Awesome
[ECCV 2024] HVDM: Hybrid Video Diffusion Models with 2D Triplane and 3D Wavelet Representation
Official PyTorch implementation of "Hybrid Video Diffusion Models with 2D Triplane and 3D Wavelet Representation".
1. Environment setup
conda create -n hvdm python=3.8 -y
source activate hvdm
pip install torch==2.0.1 torchvision==0.15.2 torchaudio==2.0.2
pip install natsort tqdm gdown omegaconf einops lpips pyspng tensorboard imageio av moviepy PyWavelets
2. Dataset
Dataset download
We conduct experiments on three datasets: SkyTimelapse, UCF-101, TaiChi. Please refer to the directories structure below and locate it in the /data
folder. You can modify the data directory path where data is stored by changing the data_location
variable in tools/dataloader.py
.
Directories structure
The dataset and checkpoints should be placed in the following structures below
HVDM
├── configs
├── data
└── SKY
├── 001.png
└── ...
└── TaiChi
├── 001.png
└── ...
└── UCF-101
├── folder
├── 001.avi
└── ...
├── ...
├── results
├── ddpm_final_[DATASET]_42
├── model_[EPOCH].pth
└── ...
└── first_stage_ae_final_[DATASET]_42
├── model_[EPOCH].pth
└── ...
├── tools
└── main.py
3. Training
For settings related to the experiment name, please refer to the PVDM which is the repository our code is based on. Here, [EXP_NAME]

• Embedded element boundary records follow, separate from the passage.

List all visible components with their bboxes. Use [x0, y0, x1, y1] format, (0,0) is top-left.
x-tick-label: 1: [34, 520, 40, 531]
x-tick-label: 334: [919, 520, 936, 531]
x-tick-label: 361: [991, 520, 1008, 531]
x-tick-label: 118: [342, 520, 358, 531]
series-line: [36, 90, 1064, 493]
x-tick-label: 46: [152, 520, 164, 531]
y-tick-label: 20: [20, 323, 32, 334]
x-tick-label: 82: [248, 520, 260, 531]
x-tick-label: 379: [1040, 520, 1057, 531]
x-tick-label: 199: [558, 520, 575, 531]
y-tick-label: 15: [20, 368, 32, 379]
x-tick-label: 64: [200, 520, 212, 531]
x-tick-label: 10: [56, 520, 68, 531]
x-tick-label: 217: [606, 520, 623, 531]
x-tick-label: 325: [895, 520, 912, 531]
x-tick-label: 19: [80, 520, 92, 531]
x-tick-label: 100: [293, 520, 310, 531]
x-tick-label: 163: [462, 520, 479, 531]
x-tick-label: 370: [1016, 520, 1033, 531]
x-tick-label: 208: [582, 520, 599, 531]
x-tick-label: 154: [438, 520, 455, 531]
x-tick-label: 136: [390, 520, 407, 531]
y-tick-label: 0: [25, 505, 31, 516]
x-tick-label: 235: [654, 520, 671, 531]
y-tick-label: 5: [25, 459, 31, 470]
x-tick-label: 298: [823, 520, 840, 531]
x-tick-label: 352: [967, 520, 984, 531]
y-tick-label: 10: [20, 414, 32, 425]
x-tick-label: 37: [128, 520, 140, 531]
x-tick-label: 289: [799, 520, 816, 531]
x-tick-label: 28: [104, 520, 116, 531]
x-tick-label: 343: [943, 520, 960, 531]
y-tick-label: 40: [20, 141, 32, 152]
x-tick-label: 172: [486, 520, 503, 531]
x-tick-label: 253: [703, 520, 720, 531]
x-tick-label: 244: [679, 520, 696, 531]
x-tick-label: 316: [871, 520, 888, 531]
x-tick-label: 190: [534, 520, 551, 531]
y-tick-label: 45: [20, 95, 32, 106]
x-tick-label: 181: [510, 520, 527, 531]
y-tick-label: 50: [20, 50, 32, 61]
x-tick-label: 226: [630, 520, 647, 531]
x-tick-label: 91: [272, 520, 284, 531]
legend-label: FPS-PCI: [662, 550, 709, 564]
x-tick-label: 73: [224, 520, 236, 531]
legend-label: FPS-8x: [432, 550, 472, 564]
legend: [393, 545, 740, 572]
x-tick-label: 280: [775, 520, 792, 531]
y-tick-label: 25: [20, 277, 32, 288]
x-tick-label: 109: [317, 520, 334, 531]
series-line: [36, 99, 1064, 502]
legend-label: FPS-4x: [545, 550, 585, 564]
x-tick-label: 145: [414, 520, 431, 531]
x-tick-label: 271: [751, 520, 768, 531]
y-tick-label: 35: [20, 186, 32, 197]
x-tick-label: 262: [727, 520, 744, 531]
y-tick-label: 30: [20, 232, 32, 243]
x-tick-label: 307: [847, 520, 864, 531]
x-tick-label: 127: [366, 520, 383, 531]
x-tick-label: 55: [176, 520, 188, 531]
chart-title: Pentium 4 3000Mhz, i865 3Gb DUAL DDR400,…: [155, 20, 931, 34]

is an experiment name you want to specifiy, [DATASET]
is either SKY
or UCF101
or TaiChi
, and [DIRECTOTY]
denotes a directory of the autoencoder to be used.
Autoencoder
python main.py
--exp first_stage \
--id [EXP_NAME] \
--pretrain_config configs/autoencoder/base.yaml \
--data [DATASET_NAME] \
--batch_size [BATCH_SIZE]
This script will automatically save logs and checkpoints in ./results
folder.
Diffusion model
python main.py \
--exp ddpm \
--id [EXP_NAME] \
--pretrain_config configs/autoencoder/base.yaml \
--data [DATASET] \
--first_model [AUTOENCODER DIRECTORY]
--diffusion_config configs/latent-diffusion/base.yaml \
--batch_size [BATCH_SIZE]
4. Inference
The pretrained model checkpoints can be accessed through this link
Short Video Generation
python sample.py
--exp ddpm \
--first_model './results/model_[EPOCH].pth' \
--second_model 'results/ddpm_main_UCF101_42/ema_model_[EPOCH].pth' \
--mode short
Long Video Generation
python sample.py
--exp ddpm \
--first_model '.results/model_[EPOCH].pth' \
--second_model 'results/ddpm_main_[DATASET]_42/ema_model_[EPOCH].pth' \
--mode long
Citation
@article{kim2024hybrid,
title={Hybrid Video Diffusion Models with 2D Triplane and 3D Wavelet Representation},
author={Kim, Kihong and Lee, Haneol and Park, Jihye and Kim, Seyeon and Lee, Kwanghee and Kim, Seungryong and Yoo, Jaejun},
journal={arXiv preprint arXiv:2402.13729},
year={2024}
}
Reference
HVDM draws significant inspiration from the following projects: pvdm, wavediff, latent-diffusion, and stylegan2-ada-pytorch repositories. We thank to all contributors for making their work openly accessible.